Renal and urinary system disorders: acute renal failure; renal colic; papillary necrosis, particularly with prolonged use, associated with increased blood urea levels and edema; cystitis; hematuria; interstitial nephritis; nephrotic syndrome; oliguria; polyuria; tubular necrosis; glomerulonephritis; sterile pyuria.

Sensory organ disorders: hearing disturbances, hearing loss, tinnitus or ringing in the ears, blurred vision, color vision disturbances, toxic amblyopia.

Respiratory system disorders: bronchospasm in patients sensitive to aspirin and other NSAIDs.

Cardiac disorders: heart failure, edema, Kounis syndrome.

Vascular disorders: arterial thrombosis (myocardial infarction or stroke).

Endocrine disorders and metabolic changes: hypoglycemia, up to hypoglycemic coma; decreased appetite; dryness of the mucous membranes of the eyes and mouth; rhinitis.

Hepatic disorders: liver dysfunction; elevated liver enzyme activity, hepatonecrosis (a dose-dependent effect); hepatic failure during long-term treatment; hepatitis and jaundice may occur.

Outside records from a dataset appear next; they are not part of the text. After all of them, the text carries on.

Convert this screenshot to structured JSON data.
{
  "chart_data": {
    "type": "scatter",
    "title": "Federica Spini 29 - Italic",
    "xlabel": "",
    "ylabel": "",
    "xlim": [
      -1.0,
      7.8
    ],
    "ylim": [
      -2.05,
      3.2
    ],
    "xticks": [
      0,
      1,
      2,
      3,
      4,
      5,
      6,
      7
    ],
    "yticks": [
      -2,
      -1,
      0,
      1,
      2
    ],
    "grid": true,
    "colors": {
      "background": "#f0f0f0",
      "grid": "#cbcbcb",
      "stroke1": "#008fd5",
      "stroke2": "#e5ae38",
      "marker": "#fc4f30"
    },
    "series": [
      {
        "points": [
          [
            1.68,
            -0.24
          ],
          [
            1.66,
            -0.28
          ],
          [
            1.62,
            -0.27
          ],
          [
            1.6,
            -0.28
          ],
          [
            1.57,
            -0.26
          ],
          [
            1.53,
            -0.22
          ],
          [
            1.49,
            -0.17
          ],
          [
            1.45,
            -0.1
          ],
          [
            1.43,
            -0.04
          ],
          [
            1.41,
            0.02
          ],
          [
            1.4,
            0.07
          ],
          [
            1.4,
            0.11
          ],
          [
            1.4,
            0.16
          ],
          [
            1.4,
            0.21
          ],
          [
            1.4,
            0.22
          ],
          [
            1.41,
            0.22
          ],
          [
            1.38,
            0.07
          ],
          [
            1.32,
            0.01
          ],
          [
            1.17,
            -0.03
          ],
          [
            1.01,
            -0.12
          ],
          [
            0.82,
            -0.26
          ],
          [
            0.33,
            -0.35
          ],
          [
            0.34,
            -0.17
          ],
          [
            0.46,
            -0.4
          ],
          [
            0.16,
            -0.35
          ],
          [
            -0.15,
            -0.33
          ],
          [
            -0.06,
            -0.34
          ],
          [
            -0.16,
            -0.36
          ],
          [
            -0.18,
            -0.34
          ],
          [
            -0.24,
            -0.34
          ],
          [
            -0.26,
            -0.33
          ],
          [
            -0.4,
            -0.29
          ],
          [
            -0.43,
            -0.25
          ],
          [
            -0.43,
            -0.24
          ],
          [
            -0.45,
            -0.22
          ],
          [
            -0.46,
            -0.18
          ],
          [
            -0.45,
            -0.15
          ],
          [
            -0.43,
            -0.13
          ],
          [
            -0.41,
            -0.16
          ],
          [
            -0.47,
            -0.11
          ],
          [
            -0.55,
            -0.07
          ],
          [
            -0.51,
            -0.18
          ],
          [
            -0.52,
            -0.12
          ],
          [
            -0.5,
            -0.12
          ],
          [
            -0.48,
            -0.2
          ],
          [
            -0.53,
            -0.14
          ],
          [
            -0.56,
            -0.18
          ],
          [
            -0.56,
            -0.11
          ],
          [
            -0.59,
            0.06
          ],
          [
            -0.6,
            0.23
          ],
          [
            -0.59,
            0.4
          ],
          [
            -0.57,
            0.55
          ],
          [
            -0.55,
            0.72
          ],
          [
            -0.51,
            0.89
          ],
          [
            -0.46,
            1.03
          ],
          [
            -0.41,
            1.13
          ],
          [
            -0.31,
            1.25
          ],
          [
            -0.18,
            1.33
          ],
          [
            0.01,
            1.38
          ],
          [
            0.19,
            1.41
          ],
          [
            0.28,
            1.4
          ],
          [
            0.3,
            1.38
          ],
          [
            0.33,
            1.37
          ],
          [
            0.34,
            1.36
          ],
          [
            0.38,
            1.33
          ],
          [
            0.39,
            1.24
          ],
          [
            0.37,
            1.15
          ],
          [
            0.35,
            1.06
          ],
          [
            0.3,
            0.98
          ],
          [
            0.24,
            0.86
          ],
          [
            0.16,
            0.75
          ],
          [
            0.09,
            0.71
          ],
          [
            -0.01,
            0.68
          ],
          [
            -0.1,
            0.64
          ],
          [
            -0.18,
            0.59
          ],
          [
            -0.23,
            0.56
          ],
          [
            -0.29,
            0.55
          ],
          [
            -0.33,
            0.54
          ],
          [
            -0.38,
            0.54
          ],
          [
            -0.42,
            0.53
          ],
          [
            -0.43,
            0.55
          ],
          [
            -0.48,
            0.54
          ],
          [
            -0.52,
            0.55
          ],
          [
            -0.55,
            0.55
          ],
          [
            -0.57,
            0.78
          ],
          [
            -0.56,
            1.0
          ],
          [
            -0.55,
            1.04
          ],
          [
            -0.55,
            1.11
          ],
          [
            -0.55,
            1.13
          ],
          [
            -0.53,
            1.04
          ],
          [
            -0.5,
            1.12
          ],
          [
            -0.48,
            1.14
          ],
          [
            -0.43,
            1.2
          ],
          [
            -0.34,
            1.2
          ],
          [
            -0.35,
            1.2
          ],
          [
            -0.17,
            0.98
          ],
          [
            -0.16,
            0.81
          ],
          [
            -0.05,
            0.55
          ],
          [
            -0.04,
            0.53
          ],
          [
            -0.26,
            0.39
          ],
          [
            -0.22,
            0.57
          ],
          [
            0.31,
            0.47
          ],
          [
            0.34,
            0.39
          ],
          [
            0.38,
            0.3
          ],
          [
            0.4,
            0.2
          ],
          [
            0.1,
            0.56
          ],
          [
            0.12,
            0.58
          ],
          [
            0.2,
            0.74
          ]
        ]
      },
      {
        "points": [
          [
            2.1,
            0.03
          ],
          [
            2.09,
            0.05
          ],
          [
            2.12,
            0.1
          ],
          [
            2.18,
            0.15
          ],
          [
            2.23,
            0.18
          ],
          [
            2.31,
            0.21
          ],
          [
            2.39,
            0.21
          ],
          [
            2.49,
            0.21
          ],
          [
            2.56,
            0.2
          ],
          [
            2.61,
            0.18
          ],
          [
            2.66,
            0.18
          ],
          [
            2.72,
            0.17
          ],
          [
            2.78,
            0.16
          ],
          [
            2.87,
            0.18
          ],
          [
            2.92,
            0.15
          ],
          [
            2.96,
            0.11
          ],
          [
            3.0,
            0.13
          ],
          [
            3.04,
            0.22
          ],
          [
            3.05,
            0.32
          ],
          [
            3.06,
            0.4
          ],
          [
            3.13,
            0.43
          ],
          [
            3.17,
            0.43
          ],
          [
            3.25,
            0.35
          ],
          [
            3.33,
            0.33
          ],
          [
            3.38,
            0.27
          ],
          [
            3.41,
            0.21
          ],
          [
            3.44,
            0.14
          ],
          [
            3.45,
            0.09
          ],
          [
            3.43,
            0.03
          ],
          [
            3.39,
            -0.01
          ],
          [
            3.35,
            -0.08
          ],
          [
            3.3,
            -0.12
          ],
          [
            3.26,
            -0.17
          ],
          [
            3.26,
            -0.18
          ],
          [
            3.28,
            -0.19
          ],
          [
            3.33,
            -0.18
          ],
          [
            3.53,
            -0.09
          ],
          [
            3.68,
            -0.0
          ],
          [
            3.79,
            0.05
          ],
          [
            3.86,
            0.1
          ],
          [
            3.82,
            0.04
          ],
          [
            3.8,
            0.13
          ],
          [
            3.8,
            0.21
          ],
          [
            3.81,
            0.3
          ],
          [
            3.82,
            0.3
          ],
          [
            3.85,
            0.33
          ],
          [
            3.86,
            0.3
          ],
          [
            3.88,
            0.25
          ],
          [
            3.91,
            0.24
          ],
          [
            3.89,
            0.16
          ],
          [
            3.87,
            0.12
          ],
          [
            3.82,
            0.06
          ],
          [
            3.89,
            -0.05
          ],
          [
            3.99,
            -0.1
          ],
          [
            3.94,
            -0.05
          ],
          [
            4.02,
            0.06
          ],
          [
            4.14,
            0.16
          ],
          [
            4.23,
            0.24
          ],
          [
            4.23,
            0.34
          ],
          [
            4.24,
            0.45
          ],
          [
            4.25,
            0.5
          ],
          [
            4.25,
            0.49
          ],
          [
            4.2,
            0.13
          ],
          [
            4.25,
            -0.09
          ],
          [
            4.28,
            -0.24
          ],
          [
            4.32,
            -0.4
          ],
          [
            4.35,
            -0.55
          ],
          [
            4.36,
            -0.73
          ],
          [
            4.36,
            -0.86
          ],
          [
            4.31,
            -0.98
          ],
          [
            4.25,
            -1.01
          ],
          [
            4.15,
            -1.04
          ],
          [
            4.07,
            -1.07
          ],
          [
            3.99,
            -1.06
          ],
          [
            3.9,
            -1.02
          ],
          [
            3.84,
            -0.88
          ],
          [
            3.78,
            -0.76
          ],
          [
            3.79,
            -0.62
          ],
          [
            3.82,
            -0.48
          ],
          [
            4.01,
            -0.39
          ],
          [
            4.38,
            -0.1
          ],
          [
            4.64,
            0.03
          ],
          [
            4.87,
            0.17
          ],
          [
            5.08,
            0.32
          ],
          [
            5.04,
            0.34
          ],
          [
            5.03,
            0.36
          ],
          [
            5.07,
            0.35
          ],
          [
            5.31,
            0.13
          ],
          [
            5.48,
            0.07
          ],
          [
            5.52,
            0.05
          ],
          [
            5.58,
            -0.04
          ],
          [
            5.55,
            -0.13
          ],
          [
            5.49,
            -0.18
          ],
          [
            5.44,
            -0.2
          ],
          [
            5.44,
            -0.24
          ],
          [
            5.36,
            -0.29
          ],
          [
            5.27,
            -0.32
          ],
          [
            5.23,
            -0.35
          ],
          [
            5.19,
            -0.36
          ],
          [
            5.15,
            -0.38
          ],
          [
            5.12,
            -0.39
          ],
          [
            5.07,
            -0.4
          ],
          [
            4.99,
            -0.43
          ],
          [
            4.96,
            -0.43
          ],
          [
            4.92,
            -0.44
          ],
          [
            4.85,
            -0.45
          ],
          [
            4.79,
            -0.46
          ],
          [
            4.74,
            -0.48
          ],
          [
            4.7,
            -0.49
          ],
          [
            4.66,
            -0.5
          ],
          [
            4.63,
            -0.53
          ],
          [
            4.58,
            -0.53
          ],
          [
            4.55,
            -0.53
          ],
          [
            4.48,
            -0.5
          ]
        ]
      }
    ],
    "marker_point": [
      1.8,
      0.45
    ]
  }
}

Skin and subcutaneous tissue disorders: skin allergic reactions, rash, purpura, skin desquamation, pruritus, alopecia, photosensitivity; angioneurotic edema; severe skin adverse reactions (SSARs) (including erythema multiforme, exfoliative dermatitis, Stevens-Johnson syndrome, and toxic epidermal necrolysis); drug-induced eosinophilia with systemic symptoms (DRESS syndrome); acute generalized exanthematous pustulosis (AGEP). If any of these symptoms occur, the patient must discontinue taking Tetramol and seek immediate medical attention.

General disorders: malaise and fatigue.

Concomitant use of the medicinal product at recommended doses with caffeine-containing products may enhance caffeine-related side effects such as:

Psychiatric disorders: headache, dizziness, increased excitability, anxiety, restlessness, tachycardia, nervousness, insomnia due to CNS stimulation;

Gastrointestinal tract: nausea caused by gastrointestinal irritation.

Shelf life. 3 years.

Storage conditions. Store in the original packaging at a temperature not exceeding 25 °C, in a place inaccessible to children.

Packaging.

6 capsules in blisters.

6 capsules per blister; 5 blisters per cardboard box.

10 capsules per blister; 3 blisters per cardboard box.

6 capsules per blister; 5 blisters per cardboard box; 10 cardboard boxes per cardboard carton.

Supply category. Over-the-counter (without prescription).

Manufacturer.

Dragenopharm Apoteker Pueschl GmbH.

Dragenopharm Apoteker Pueschl GmbH.

Manufacturer's address and place of business.

Goellstrasse 1, Tittmoning, Bavaria, 84529, Germany.